Working towards a productive definition of “intermittent orange”

Intermittent Oranges (tests which fail sometimes and pass other times) are an ever increasing problem with test automation at Mozilla.

While there are many common causes for failures (bad tests, the environment/infrastructure we run on, and bugs in the product)
we still do not have a clear definition of what we view as intermittent.  Some common statements I have heard:

  • It’s obvious, if it failed last year, the test is intermittent
  • If it failed 3 years ago, I don’t care, but if it failed 2 months ago, the test is intermittent
  • I fixed the test to not be intermittent, I verified by retriggering the job 20 times on try server

These are imply much different definitions of what is intermittent, a definition will need to:

  • determine if we should take action on a test (programatically or manually)
  • define policy sheriffs and developers can use to guide work
  • guide developers to know when a new/fixed test is ready for production
  • provide useful data to release and Firefox product management about the quality of a release

Given the fact that I wanted to have a clear definition of what we are working with, I looked over 6 months (2016-04-01 to 2016-10-01) of OrangeFactor data (7330 bugs, 250,000 failures) to find patterns and trends.  I was surprised at how many bugs had <10 instances reported (3310 bugs, 45.1%).  Likewise, I was surprised at how such a small number (1236) of bugs account for >80% of the failures.  It made sense to look at things daily, weekly, monthly, and every 6 weeks (our typical release cycle).  After much slicing and dicing, I have come up with 4 buckets:

  1. Random Orange: this test has failed, even multiple times in history, but in a given 6 week window we see <10 failures (45.2% of bugs)
  2. Low Frequency Orange: this test might fail up to 4 times in a given day, typically <=1 failures for a day. in a 6 week window we see <60 failures (26.4% of bugs)
  3. Intermittent Orange: fails up to 10 times/day or <120 times in 6 weeks.  (11.5% of bugs)
  4. High Frequency Orange: fails >10 times/day many times and are often seen in try pushes.  (16.9% of bugs or 1236 bugs)

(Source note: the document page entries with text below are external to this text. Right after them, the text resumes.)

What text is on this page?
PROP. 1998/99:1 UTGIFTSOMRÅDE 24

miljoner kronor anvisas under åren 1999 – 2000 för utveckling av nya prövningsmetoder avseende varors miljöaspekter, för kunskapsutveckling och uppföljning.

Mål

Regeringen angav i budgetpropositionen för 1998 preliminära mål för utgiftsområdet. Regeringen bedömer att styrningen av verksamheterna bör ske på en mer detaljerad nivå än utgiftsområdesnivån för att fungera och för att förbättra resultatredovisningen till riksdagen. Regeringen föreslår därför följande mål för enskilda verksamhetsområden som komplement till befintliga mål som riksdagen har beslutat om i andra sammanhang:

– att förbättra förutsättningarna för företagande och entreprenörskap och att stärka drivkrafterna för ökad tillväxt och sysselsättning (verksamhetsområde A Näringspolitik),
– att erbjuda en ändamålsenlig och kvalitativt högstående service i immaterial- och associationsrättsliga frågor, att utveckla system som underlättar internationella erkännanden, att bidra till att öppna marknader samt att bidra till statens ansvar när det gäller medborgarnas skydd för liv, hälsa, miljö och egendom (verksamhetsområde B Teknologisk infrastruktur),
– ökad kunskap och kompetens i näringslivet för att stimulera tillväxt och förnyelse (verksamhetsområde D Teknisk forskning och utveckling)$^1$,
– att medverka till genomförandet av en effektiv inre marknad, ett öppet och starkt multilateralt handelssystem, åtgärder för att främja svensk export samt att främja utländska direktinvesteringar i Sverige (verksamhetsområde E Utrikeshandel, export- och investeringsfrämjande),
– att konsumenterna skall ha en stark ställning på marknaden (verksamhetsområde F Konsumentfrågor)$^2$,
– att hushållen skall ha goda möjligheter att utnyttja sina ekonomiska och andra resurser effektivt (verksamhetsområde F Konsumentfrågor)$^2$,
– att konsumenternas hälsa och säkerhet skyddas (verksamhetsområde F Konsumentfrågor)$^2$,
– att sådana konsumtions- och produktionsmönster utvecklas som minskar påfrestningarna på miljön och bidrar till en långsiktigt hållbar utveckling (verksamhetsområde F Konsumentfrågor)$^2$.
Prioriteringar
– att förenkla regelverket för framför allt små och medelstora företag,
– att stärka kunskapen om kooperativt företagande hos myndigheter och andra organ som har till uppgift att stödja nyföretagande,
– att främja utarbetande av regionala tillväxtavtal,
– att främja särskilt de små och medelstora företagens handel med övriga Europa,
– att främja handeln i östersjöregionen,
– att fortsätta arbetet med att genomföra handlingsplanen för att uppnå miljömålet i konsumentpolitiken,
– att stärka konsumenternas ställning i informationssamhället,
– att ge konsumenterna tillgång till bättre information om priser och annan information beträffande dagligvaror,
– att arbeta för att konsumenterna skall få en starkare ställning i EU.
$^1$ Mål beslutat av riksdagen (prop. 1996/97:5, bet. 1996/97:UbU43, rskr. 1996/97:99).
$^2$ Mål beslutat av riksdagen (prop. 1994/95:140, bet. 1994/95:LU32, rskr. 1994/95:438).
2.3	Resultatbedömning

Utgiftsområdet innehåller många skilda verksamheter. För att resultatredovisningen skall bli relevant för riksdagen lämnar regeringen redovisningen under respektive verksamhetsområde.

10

Alternatively, we could simplify our definitions and use:

  • low priority or not actionable (buckets 1 + 2)
  • high priority or actionable (buckets 3 + 4)

Does defining these buckets about the number of failures in a given time window help us with what we are trying to solve with the definition?

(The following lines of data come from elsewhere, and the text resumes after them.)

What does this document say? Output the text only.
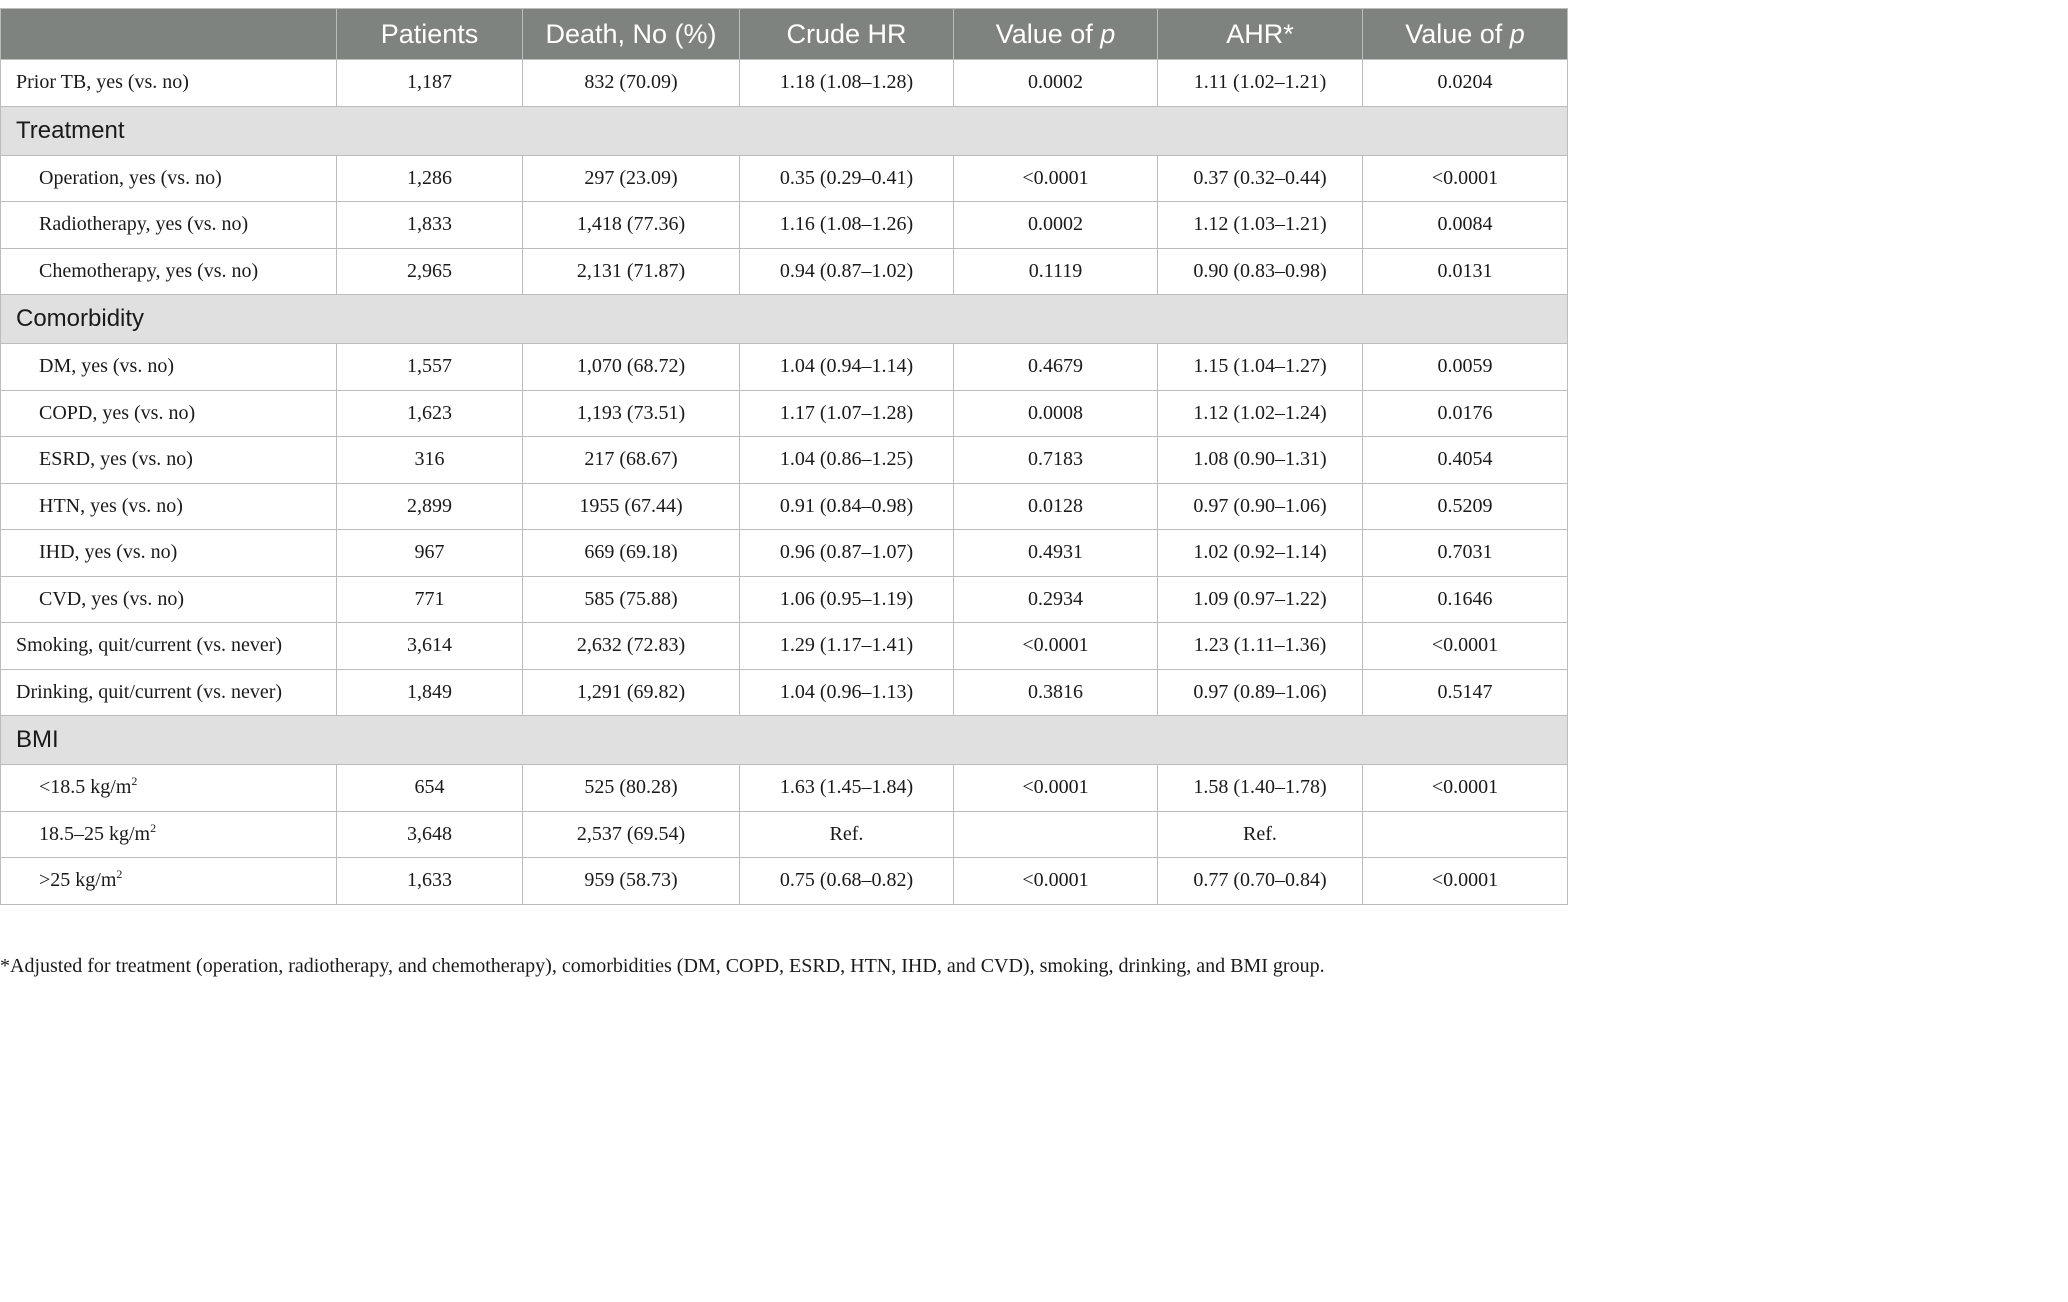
	Patients	Death, No (%)	Crude HR	Value of p	AHR*	Value of p
Prior TB, yes (vs. no)	1,187	832 (70.09)	1.18 (1.08–1.28)	0.0002	1.11 (1.02–1.21)	0.0204
Treatment						
Operation, yes (vs. no)	1,286	297 (23.09)	0.35 (0.29–0.41)	<0.0001	0.37 (0.32–0.44)	<0.0001
Radiotherapy, yes (vs. no)	1,833	1,418 (77.36)	1.16 (1.08–1.26)	0.0002	1.12 (1.03–1.21)	0.0084
Chemotherapy, yes (vs. no)	2,965	2,131 (71.87)	0.94 (0.87–1.02)	0.1119	0.90 (0.83–0.98)	0.0131
Comorbidity						
DM, yes (vs. no)	1,557	1,070 (68.72)	1.04 (0.94–1.14)	0.4679	1.15 (1.04–1.27)	0.0059
COPD, yes (vs. no)	1,623	1,193 (73.51)	1.17 (1.07–1.28)	0.0008	1.12 (1.02–1.24)	0.0176
ESRD, yes (vs. no)	316	217 (68.67)	1.04 (0.86–1.25)	0.7183	1.08 (0.90–1.31)	0.4054
HTN, yes (vs. no)	2,899	1955 (67.44)	0.91 (0.84–0.98)	0.0128	0.97 (0.90–1.06)	0.5209
IHD, yes (vs. no)	967	669 (69.18)	0.96 (0.87–1.07)	0.4931	1.02 (0.92–1.14)	0.7031
CVD, yes (vs. no)	771	585 (75.88)	1.06 (0.95–1.19)	0.2934	1.09 (0.97–1.22)	0.1646
Smoking, quit/current (vs. never)	3,614	2,632 (72.83)	1.29 (1.17–1.41)	<0.0001	1.23 (1.11–1.36)	<0.0001
Drinking, quit/current (vs. never)	1,849	1,291 (69.82)	1.04 (0.96–1.13)	0.3816	0.97 (0.89–1.06)	0.5147
BMI						
<18.5 $kg/m^2$	654	525 (80.28)	1.63 (1.45–1.84)	<0.0001	1.58 (1.40–1.78)	<0.0001
18.5–25 $kg/m^2$	3,648	2,537 (69.54)	Ref.		Ref.	
>25 $kg/m^2$	1,633	959 (58.73)	0.75 (0.68–0.82)	<0.0001	0.77 (0.70–0.84)	<0.0001
*Adjusted for treatment (operation, radiotherapy, and chemotherapy), comorbidities (DM, COPD, ESRD, HTN, IHD, and CVD), smoking, drinking, and BMI group.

  • Determine if we should take action on a test (programatically or manually):
    • ideally buckets 1/2 can be detected programatically with autostar and removed from our view.  Possibly rerunning to validate it isn’t a new failure.
    • buckets 3/4 have the best chance of reproducing, we can run in debuggers (like ‘rr’), or triage to the appropriate developer when we have enough information
  • Define policy sheriffs and developers can use to guide work
    • sheriffs can know when to file bugs (either buckets 2 or 3 as a starting point)
    • developers understand the severity based on the bucket.  Ideally we will need a lot of context, but understanding severity is important.
  • Guide developers to know when a new/fixed test is ready for production
    • If we fix a test, we want to ensure it is stable before we make it tier-1.  A developer can use math of 300 commits/day and ensure we pass.
    • NOTE: SETA and coalescing ensures we don’t run every test for every push, so we see more likely 100 test runs/day
  • Provide useful data to release and Firefox product management about the quality of a release
    • Release Management can take the OrangeFactor into account
    • new features might be required to have certain volume of tests <= Random Orange

One other way to look at this is what does gets put in bugs (war on orange bugzilla robot).  There are simple rules:

  • 15+ times/day – post a daily summary (bucket #4)
  • 5+ times/week – post a weekly summary (bucket #3/4 – about 40% of bucket 2 will show up here)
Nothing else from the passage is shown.